J'arrête l'ironie. Ne vais pas déprécier ce moment d'intimité, renouvelé de frais.

L'homme qui est rigolo dit "mais c'est émouvant ça, c'est plein d'émotion !"

En remettre un peu dans mon discours, de l'émotion. Dans ces dessins de C. Besse, elle perce sous la ligne des épidermes.

Camille Besse "Les mains baladeuses", "Ce rêve étrange et pénétrant"

Camille Besse "Les mains baladeuses", "Ce rêve étrange et pénétrant"

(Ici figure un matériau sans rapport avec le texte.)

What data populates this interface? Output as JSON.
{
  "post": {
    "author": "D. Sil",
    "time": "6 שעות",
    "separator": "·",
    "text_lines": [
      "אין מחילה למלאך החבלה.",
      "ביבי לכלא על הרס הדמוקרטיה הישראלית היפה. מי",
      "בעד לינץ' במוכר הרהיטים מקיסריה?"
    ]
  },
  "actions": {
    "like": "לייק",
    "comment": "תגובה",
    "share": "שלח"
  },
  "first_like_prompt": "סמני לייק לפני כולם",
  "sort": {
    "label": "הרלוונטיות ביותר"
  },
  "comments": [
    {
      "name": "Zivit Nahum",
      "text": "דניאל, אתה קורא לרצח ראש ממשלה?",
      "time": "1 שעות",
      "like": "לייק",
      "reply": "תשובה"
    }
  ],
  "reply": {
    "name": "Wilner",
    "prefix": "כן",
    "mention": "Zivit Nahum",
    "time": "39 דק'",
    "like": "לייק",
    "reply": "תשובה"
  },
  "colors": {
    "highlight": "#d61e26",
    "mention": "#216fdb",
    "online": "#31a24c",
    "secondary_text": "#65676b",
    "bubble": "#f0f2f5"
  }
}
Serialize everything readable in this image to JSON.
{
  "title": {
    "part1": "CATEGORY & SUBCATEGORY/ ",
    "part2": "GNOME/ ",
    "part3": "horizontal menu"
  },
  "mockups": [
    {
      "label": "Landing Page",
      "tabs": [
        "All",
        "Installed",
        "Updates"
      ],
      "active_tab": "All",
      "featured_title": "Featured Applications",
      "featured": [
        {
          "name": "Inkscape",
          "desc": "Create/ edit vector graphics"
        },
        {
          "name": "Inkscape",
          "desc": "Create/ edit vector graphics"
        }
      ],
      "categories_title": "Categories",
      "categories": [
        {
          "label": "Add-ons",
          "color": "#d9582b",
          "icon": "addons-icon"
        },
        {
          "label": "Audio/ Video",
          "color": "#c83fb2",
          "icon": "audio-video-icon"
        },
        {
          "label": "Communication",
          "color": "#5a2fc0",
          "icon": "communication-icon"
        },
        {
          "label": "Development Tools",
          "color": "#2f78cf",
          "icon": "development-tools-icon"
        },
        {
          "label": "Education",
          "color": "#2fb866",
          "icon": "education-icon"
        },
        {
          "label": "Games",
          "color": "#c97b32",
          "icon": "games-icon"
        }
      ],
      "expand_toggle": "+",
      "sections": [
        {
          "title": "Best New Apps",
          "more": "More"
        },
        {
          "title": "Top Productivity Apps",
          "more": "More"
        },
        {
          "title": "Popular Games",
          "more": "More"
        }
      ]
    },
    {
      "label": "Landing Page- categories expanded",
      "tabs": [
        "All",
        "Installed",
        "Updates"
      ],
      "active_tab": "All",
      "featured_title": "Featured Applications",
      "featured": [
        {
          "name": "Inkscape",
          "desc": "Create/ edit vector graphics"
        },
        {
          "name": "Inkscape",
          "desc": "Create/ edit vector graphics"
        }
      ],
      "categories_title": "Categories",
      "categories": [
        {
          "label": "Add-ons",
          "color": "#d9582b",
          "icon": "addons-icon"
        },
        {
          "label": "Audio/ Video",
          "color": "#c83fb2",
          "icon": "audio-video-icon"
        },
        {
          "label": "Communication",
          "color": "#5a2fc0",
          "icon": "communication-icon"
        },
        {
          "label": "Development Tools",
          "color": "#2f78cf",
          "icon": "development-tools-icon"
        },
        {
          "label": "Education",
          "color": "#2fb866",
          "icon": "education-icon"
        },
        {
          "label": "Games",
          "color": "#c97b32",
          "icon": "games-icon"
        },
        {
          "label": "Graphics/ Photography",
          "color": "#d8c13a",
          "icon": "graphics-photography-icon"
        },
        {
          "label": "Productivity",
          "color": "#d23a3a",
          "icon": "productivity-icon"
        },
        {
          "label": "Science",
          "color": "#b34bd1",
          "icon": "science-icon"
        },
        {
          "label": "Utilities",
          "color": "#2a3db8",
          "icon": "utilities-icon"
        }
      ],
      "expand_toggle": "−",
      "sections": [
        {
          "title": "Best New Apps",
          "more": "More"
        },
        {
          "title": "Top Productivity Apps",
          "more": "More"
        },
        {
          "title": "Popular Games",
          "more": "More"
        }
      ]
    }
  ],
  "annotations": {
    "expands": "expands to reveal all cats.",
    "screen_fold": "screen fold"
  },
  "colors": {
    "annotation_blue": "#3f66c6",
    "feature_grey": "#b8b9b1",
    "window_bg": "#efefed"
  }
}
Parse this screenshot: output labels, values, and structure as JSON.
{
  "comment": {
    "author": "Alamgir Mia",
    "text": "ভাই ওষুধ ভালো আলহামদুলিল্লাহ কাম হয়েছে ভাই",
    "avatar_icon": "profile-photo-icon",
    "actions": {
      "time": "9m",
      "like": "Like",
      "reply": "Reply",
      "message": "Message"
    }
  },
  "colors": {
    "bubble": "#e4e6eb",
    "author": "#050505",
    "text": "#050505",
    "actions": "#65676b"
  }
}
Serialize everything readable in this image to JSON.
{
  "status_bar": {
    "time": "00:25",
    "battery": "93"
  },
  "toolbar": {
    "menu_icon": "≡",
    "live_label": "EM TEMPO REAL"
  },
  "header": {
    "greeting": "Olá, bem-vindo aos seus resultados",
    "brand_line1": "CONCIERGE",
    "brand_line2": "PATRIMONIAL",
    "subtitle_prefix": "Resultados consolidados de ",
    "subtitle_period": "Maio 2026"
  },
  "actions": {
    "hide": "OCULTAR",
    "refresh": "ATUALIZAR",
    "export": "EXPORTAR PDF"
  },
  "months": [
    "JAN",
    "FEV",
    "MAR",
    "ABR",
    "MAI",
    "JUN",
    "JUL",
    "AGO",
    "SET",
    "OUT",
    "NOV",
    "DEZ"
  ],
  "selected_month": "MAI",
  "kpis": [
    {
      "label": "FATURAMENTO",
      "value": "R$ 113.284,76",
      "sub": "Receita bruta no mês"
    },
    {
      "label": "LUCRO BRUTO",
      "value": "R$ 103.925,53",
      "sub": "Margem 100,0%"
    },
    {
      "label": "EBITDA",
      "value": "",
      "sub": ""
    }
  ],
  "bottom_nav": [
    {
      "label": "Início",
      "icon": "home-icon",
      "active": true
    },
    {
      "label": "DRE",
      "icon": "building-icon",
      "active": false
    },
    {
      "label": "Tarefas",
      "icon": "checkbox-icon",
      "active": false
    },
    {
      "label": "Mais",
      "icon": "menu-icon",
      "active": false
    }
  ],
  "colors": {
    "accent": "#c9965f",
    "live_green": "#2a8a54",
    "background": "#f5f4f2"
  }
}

Ne pas oublier trop vite qu'il y a peu j'étais encore une pauvre fille une femme sans homme (ou sans femme ou autre genre...), en tout cas sans mon homme, et que je rêvais d'une fusée qui m'épingle au ciel. Madame rêve de trouver son Alain Bashung. J'ai retrouvé mon alsacien.

Les dessins de Camille Besse sont profondément vrais. Les rêves erotiques, éveillés ou nocturnes, expriment l'appel de notre être. Puisse 2017 (mais les voeux en février c'est fini - quoique,  une vie de crêpe bien roulée et sautée...) crouler sous les mains baladeuses et les bîtes tendues vers nous. Sinon je sais qu'il n'y a plus rien de bien... 

J'ai failli être vulgaire, ô dessiner comme Camille Besse les idées qui traversent.

Si si un peu de vulgarité ne peut pas nuire. Surtout quand estampillée chic et de bon goût, from the eighties or the nineties. Photographs made by Richard Avedon for the french magazine "Égoïste", les images qui suivent. Des portraits encadrés de personnalités françaises et internationales. Funny face d'Audrey Hepburn et son mari Mel Ferrer, Ben Hur sur armé de Hollywood.Catherine Deneuve Jeanne Moreau.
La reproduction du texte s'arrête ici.